Телефон замигал: пришло сообщение. Но не от Давида, а от моей прежней соседки по съемной квартире, Риикки: она просила оставить свободной первую субботу сентября, когда состоится ее свадьба. В голове всплыла старая песня: «У меня похороны, у тебя свадьба». За всю свою жизнь я была на свадьбе только однажды, когда охраняла клиента. Посещать похороны мне приходилось гораздо чаще.

Женщины за ближайшим столиком ели свою пасту. Меня подмывало дать собаке косточку от бифштекса, но заговорить с женщинами я не решилась, чтобы случайно себя не выдать. Отказавшись от кофе, попросила счет. Паста утолила голод, но какая-то внутренняя неудовлетворенность по-прежнему ощущалась. Я расплатилась, оставив немного мелочи на чай, и шагнула в темноту вечера. Моросил дождь, ветер сразу же ринулся под полы расстегнутого жакета. На ощупь пытаясь открыть дверь машины, я вдруг услышала сзади крик:

– Синьора, подождите! Только что звонил Луиджи!

Официант выбежал за мной на улицу и остановился под маленьким навесом на террасе, полускрытой кипарисами.

– Луиджи вспомнил этого вашего мужчину, чернобородого. А его спутника даже лучше. Это был человек не из приятных.
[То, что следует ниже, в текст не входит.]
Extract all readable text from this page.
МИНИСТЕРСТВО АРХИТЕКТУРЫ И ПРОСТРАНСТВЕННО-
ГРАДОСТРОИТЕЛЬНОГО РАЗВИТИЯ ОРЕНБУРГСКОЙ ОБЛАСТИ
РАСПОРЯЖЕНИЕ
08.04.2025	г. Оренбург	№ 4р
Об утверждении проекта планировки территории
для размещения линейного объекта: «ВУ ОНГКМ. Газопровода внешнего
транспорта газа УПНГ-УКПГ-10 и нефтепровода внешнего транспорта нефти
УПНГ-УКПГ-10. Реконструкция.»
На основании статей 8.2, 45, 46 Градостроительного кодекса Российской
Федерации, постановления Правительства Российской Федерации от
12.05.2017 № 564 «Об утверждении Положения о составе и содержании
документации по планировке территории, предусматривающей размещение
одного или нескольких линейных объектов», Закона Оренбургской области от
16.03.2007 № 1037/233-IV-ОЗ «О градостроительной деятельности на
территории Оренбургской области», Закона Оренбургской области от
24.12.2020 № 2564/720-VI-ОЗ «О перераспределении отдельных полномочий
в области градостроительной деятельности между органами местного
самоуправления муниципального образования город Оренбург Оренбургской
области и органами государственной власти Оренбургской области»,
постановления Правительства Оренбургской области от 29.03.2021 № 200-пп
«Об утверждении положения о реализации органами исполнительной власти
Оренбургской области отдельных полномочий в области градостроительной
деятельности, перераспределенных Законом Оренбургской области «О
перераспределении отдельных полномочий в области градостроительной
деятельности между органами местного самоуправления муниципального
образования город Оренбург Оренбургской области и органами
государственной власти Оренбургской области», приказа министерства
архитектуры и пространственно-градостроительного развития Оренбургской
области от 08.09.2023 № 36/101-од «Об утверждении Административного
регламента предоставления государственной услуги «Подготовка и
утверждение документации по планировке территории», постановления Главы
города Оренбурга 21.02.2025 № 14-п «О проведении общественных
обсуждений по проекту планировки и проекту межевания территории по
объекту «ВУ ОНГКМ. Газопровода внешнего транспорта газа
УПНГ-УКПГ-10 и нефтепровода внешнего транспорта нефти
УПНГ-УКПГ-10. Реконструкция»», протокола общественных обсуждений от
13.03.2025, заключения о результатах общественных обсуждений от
Он, наверное, русский, потому что говорил на каком-то таком языке и на шее у него висел грекокатолический крест. – Официант презрительно пожал плечами. – Он не знал никаких других языков, даже английского, хотя, конечно, слово «трюфель» понял – хотел «тартуфо, тартуфо». Не мог даже как следует съесть пять маленьких антипасто, проглотил с жадностью. У вас нет причин беспокоиться, ваш муж был здесь не с красивой женщиной, а с этим неуклюжим русским.

Сумерки уже сгустились, и в отблесках света из внутренних помещений я едва-едва смогла различить улыбку официанта. Я вытащила бумажник, но парень энергично помотал головой.

– Не нужно денег. И Луиджи тоже не нужно, – поторопился он прибавить. – Мы хотим только видеть, что синьора улыбается.

Я принудила себя растянуть губы в некое подобие улыбки, больше похожей на гримасу. Не было причин радоваться тому, что Давид ужинал здесь, в ресторане «Трюфель», со злобным русским. Но я продолжила беседу:

– Был ли этот русский груб так же и с моим мужем? Как вам казалось, между ними были хорошие отношения?

– Вечер выдался хлопотный, Луиджи было некогда наблюдать за клиентами. Большинство столиков было занято, не то что сегодня. Но они не смеялись. Говорили на этом шипящем языке. Помню… то есть Луиджи помнит, что ваш муж сказал много раз «нет», «нет». Это слово даже здесь все понимают.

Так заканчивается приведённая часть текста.